Assuming that there are no negative double ratings, Kappa`s statistics would be 0.129 (95% confidence interval (95% CI), 0.208,-0.058; all confidence intervals were achieved by the bootstrap method provided for in Schedule 2); the agreement would be less than would be expected by chance. What is a reasonable estimate for one? The highest number of lesions detected was 17 for a patient, suggesting that the potential number of lesions per patient was at least 17. Therefore, a patient without lesions must count for at least 17 negative double evaluations. In this case, the total number of sites assessed would be 84×17 – 1428 and, by subtraction, 1179 and Kappa`s statistics would be well above 0.789 (IC 95%: 0.696-0.868). However, 95 different lesion sites were identified in the sample. If the potential number of injury points per patient is 95, the total number of sites would be 7980, a 7731 and Kappa statistics 0.815 (0.731, 0.884). But it can be assumed that the universe of possible lesions is larger than the few that have been observed in this sample. Figure 1 (fixed line) shows Kappa`s statistics when a range varies from 17 to 200 per patient; the horizontal line corresponds to the hands-free cappa of 0.820 (0.737, 0.888). This example shows that kappa is underestimated when potentially unlimited negative ratings are ignored or underestimated.

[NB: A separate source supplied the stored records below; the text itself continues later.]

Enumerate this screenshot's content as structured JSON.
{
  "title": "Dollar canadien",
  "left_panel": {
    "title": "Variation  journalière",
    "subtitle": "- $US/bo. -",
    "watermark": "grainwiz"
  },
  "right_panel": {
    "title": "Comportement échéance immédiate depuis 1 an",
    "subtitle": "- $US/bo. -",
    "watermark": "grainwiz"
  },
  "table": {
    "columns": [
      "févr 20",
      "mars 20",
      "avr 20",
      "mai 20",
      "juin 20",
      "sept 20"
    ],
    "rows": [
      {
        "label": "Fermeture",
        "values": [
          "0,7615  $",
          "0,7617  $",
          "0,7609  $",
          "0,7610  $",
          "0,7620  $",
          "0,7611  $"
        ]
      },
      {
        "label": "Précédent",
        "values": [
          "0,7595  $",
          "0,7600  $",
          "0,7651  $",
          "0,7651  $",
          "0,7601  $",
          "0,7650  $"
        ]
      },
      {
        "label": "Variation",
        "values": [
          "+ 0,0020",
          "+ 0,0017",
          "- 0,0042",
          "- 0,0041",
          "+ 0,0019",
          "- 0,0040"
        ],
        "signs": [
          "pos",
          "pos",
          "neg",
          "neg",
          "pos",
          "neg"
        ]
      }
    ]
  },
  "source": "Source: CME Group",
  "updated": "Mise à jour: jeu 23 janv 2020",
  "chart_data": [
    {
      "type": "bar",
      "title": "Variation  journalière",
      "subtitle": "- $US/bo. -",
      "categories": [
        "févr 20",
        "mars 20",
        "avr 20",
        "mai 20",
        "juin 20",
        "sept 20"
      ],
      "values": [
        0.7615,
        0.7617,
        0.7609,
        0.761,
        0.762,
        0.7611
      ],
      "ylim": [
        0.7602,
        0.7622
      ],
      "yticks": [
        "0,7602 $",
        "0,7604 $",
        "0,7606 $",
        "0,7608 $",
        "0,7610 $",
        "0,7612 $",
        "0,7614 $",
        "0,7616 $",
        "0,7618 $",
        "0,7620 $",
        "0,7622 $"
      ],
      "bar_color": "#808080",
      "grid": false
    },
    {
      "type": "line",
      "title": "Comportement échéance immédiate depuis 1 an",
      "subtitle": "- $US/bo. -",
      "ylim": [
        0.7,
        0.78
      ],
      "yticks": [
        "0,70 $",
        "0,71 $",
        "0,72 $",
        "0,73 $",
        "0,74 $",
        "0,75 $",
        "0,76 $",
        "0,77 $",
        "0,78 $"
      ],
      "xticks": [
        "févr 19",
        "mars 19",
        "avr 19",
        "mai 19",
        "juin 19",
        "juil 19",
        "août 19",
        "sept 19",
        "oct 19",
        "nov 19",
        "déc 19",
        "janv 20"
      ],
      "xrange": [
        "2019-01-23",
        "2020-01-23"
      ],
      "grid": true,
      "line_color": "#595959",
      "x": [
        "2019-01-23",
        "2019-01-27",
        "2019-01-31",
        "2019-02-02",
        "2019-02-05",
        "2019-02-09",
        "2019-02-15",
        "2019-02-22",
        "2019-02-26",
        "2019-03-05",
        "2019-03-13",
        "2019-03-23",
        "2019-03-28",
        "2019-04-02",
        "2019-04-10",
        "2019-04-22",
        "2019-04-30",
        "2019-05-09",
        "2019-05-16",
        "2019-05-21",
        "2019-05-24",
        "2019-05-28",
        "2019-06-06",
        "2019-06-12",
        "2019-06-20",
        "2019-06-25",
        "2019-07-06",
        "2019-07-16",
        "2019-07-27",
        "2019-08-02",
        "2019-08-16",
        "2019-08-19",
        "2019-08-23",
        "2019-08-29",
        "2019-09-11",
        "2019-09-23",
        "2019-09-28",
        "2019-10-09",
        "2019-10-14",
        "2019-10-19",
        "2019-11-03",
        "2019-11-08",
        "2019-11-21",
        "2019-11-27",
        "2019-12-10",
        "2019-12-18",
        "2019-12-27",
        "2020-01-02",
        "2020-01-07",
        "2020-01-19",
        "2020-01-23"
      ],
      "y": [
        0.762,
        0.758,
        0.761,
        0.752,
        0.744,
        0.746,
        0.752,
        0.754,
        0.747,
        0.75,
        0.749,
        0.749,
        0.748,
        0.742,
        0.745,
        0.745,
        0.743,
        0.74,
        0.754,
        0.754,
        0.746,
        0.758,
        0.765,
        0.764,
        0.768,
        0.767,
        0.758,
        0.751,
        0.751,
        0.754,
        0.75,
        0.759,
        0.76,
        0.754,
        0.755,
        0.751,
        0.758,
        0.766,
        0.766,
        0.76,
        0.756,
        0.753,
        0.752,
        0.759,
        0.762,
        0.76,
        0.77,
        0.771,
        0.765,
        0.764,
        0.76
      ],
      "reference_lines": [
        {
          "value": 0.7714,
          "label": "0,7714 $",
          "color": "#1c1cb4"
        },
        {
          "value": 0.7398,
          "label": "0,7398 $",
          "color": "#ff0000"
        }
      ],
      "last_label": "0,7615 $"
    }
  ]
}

Landis JR, Koch GG. The measure of the compliance agreement for categorical data. Biometrics. 1977;33:159-74. Suppose you analyze data related to a group of 50 people applying for a grant. Each grant proposal was read by two readers, and each reader said „yes“ or „no“ to the proposal. Suppose the data for the tally of disagreements were as follows, A and B being readers, the data on the main diagonal of the matrix (a and d) the number of agreements and the non-diagonal data (b and c) the number of disagreements count: we find that in the second case, they show a greater similarity between A and B , compared to the first. Indeed, if the percentage of agreement is the same, the percentage of agreement that would occur „by chance“ is much higher in the first case (0.54 vs. 0.46). A good agreement between advisors is a desirable property of any diagnostic method. The agreement is generally assessed by Kappa`s statistics [1], which quantify the extent to which the agreement observed between the councillors exceeds the agreement solely on the basis of chance. The evaluation of Kappa`s statistics requires that the number of positive (or abnormal) and negative (or normal) evaluations be known to all advisors.

This is not the case when advisors report only positive results and do not report the number of negative results.